Saginaw: "the city on the right track"
This semester I enrolled in a ceramic class at TCC Northeast Campus so driving to the perimeter of Fort Worth allows me the visual pleasure of scale, divergent civic programs, heavy industrial and residential to co-exist. I don't know how the many daily activities manage to live within this vast playing field unlike the light industrial, mix-use residential of Greenpoint in Brooklyn. There has always been a practical and logical idea of locating massive industrial structures outside the city limits i.e. noise, traffic and pollution.

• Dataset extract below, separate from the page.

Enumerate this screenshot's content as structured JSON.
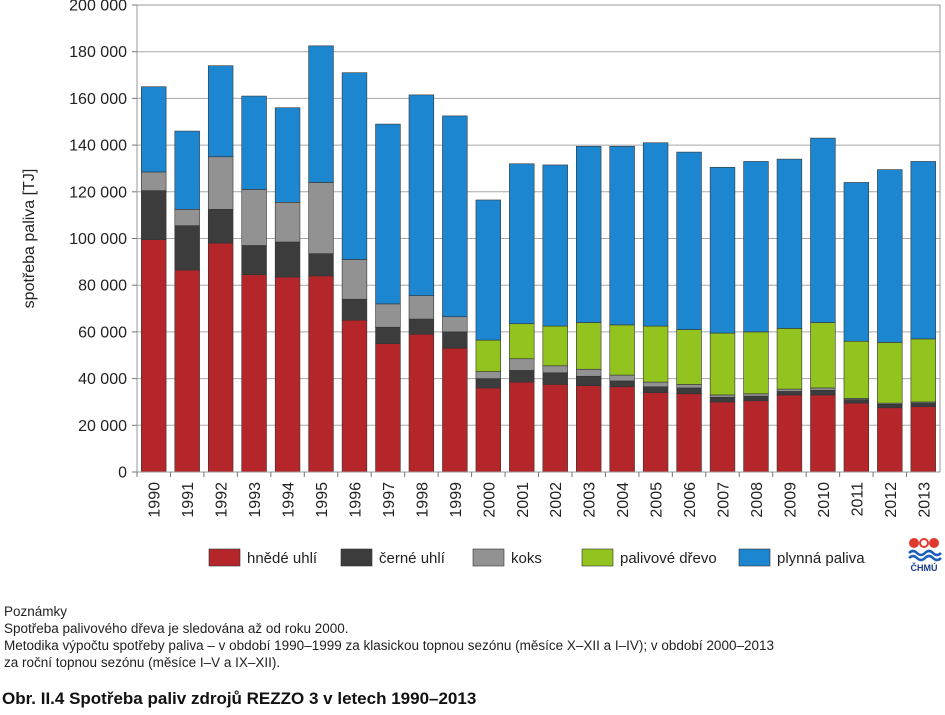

I like to drive through a planned community of identical houses with the gigantic grain storage structures anchored on my horizon. I want to drive my car right into it as close to the beast as I possibly can till its shear size further draws me into its many separate parts. All the parts are big. These grain facilities are the largest in the world owned by Cargill, Inc; they operate 24 hours, seven days a week. Saginaw is the last stop on the southern route to Fort Worth so these railroads are very busy. The eighteen wheeler trucks are in constant flow through the major arterial streets onto highway 820. The intense movement of transportation on McLeroy Boulevard leaves no room for the domestic regards of a residential neighborhood. I believe the absence of the big box retail chains make the residential versus heavy industrial scale appear to be out of a Batman movie set. But I like it alot.
I have not understood Saginaw's claim to be "the city on the right track" or which group of interested people find it to be on the right track--could they be the developers?